Sejak itulah tubuh Serefle dan anaknya serta kampak berubah menjadi batu. Hingga sekarang batu itu masih berdiri di muara sungai Sembra serta dinamakan ‘Nawqro’ (lelaki yang tegak berdiri). Sejak itu banyak terdapat ikan di muara sungai ini, serta pohon-pohon bakau dan pohon-pohon nipah tumbuh memenuhi tempat itu hingga sekarang. Sayangnya bukan pohon sagu yang dipanggil oleh Serefle untuk menolong, sebab jika demikian pastilah cukup banyak pohon sagu yang tumbuh.
Air itu terus mengalir dengan derasnya, sehingga menghanyutkan segala sesuatu yang menghadangnya. Oqitwqarefe yang mendiami daerah tepi laut itu juga dihanyutkan. Tanjung-tanjung terputus menjadi pulau, seperti pulau Mbrendie. Pohon nipah dianggap mempunyai hubungan khusus dengan orang-orang Oqitwqarefe. Apabila ada pohon nipah yang layu atau mati, maka orang akan berkata, “Mungkin seorang diantara Oqitwqarefe itu mati”. Konon jumlah pohon nipah di situ sama dengan jumlah orang dalam rumah Oqitwqarefe. Sebaliknya tiap tunas baru yang tumbuh adalah pertanda bahwa seorang bayi lahir dalam rumah Oqitwqarefe.
Air sungai yang mengejar Serefle berwarna biru atau hijau Oleh sebab itulah dinamakan sungai biru atau hijau, yang dalam bahasa Tehit warna hijau dan biru tidak dikategorikan terpisah. Semua orang dan hewan yang digenangi air berubah menjadi batu. Apabila kita berdiri dekat air mancur dekat kali Sembra itu lalu berkata, “Nawqro, aku telah banyak mendengar keindahanmu. Coba perlihatkan ikan-ikanmu padaku”.
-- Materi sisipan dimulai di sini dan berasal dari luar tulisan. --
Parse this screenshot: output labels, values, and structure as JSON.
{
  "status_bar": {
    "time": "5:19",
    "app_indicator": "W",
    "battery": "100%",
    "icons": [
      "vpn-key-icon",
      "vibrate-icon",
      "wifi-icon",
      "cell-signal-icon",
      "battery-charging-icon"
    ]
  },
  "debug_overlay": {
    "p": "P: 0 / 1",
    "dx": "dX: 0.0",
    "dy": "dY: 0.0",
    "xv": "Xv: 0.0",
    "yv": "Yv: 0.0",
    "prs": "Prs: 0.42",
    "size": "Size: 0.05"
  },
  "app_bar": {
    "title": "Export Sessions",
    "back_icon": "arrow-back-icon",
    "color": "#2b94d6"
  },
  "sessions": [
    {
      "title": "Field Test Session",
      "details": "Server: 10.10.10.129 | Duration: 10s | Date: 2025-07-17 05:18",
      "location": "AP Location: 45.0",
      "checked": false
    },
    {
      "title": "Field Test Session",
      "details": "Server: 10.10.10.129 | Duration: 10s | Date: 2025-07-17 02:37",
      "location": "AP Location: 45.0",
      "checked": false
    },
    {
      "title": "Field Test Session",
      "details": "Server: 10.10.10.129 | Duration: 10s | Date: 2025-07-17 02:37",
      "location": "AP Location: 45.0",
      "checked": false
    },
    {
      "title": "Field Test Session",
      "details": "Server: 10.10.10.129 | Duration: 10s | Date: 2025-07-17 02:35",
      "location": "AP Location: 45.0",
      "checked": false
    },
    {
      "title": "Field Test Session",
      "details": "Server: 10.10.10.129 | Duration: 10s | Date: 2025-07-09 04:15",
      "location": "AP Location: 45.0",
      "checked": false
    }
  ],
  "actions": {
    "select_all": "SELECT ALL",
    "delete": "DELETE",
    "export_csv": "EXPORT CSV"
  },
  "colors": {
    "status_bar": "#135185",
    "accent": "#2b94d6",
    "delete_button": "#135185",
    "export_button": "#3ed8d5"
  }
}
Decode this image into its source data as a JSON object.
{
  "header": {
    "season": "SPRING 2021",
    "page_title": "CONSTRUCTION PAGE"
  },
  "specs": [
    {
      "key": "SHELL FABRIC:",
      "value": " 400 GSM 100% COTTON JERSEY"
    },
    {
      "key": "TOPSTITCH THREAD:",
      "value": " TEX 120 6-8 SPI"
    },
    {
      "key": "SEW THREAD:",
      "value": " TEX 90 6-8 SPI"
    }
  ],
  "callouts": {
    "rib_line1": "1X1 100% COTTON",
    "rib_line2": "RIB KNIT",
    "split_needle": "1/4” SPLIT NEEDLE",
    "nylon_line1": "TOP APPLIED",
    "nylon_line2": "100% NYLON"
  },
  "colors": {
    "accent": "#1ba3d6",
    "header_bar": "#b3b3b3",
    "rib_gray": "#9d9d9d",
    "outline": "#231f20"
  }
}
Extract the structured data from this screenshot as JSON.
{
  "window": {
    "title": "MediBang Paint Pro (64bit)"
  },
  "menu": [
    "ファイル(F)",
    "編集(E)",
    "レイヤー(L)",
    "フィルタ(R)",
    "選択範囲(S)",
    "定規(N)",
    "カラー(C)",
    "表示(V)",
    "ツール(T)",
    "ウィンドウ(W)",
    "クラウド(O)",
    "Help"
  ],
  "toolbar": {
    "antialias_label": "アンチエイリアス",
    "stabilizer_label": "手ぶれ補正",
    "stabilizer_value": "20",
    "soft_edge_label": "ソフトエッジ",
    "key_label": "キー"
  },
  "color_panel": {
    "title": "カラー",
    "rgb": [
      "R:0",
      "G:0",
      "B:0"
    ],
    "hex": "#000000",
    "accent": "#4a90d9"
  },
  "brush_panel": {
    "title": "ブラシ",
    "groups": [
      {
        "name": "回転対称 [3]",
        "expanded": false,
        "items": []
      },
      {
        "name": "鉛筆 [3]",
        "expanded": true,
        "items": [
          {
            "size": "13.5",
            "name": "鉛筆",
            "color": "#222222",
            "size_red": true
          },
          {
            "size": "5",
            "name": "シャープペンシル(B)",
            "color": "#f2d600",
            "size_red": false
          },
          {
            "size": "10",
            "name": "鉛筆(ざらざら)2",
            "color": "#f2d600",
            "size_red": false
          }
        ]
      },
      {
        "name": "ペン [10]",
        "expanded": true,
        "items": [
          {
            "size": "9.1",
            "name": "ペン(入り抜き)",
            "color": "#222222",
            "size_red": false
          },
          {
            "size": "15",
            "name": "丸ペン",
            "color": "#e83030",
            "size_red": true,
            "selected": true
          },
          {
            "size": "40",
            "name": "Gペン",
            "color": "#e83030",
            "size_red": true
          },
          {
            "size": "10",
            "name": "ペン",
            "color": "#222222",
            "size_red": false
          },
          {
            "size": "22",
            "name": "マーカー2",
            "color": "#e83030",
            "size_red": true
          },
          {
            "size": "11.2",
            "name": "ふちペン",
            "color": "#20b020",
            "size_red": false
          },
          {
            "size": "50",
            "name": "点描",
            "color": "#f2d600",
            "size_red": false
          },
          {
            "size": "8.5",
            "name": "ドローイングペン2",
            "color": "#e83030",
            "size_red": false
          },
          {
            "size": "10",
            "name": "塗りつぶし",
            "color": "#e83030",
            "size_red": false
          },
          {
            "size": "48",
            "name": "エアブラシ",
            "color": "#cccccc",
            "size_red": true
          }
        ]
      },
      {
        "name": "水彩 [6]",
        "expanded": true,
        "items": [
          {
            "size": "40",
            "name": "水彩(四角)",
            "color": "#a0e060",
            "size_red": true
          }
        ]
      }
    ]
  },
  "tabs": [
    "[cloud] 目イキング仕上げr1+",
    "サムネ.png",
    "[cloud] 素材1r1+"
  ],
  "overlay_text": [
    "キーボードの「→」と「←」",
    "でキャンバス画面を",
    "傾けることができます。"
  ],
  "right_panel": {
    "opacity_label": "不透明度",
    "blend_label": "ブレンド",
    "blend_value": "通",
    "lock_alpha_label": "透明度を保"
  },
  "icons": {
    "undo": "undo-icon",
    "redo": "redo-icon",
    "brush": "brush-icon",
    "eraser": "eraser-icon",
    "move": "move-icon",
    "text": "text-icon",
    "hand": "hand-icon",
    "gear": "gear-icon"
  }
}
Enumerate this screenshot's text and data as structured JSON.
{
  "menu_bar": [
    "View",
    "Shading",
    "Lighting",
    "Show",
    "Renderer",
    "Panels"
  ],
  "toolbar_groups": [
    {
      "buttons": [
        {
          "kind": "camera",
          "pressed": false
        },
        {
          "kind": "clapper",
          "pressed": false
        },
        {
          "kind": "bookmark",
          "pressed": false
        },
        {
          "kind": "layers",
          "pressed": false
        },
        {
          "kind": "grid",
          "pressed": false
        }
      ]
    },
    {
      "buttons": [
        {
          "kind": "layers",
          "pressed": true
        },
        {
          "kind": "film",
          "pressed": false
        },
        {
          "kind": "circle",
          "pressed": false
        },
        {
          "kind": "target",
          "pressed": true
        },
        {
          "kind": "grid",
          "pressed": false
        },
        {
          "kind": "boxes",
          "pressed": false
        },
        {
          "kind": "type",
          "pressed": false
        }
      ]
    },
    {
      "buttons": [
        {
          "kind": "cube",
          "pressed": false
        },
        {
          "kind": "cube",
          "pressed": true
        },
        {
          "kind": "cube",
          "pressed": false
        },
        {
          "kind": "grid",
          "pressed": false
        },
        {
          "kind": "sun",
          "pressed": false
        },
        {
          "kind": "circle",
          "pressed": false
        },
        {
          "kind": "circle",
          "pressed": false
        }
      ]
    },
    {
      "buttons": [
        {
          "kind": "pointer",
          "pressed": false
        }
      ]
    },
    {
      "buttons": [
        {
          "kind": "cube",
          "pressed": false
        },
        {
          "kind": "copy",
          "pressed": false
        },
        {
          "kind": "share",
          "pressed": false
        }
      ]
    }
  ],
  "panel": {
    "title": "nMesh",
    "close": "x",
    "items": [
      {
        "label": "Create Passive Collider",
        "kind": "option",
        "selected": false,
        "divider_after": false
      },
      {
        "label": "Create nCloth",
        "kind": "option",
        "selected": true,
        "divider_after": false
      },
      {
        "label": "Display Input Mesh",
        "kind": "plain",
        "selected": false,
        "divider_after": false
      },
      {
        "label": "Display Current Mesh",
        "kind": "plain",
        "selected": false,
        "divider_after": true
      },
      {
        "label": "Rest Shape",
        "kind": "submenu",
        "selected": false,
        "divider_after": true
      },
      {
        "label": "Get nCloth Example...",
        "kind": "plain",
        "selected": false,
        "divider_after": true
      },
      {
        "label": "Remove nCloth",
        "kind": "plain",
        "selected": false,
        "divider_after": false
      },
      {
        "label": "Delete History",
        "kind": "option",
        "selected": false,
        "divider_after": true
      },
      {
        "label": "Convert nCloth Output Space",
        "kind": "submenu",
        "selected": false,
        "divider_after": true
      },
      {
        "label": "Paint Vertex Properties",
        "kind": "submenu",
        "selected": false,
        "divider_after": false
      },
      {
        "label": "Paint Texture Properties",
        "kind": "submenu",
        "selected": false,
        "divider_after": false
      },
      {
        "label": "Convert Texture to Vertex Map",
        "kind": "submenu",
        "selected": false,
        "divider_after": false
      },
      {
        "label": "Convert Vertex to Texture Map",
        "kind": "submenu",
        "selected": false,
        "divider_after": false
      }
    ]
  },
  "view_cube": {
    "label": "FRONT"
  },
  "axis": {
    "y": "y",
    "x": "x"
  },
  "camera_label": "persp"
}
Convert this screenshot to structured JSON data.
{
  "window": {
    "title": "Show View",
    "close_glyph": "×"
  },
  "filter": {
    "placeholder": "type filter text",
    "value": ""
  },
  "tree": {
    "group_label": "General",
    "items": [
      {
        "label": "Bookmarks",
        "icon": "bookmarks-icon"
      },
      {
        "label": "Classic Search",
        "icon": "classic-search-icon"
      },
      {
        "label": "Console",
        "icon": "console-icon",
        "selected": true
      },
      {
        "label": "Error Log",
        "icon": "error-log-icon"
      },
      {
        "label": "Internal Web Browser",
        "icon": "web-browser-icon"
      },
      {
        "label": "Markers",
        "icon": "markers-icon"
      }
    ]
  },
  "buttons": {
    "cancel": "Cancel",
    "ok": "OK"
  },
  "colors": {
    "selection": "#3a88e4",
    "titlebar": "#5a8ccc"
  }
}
Demikianlah sungai Sembra, terjadi karena Serefle dan anaknya menoreh ulat kayu sukun hutan dan meletakannya pada kubangan babi. Demikian halnya tabu bagi perempuan hamil makan ulat kayu pohon, sukun hutan dan babi piara, karena hal tersebut membawa bencana. Orang-orang tua menasihati anak-anaknya agar tidak pendendam seperti Serefle. Mereka juga menganjurkan menolong orang lain, namun harus berusaha agar pertolongan itu tidak sebaliknya mencelakakan orang itu.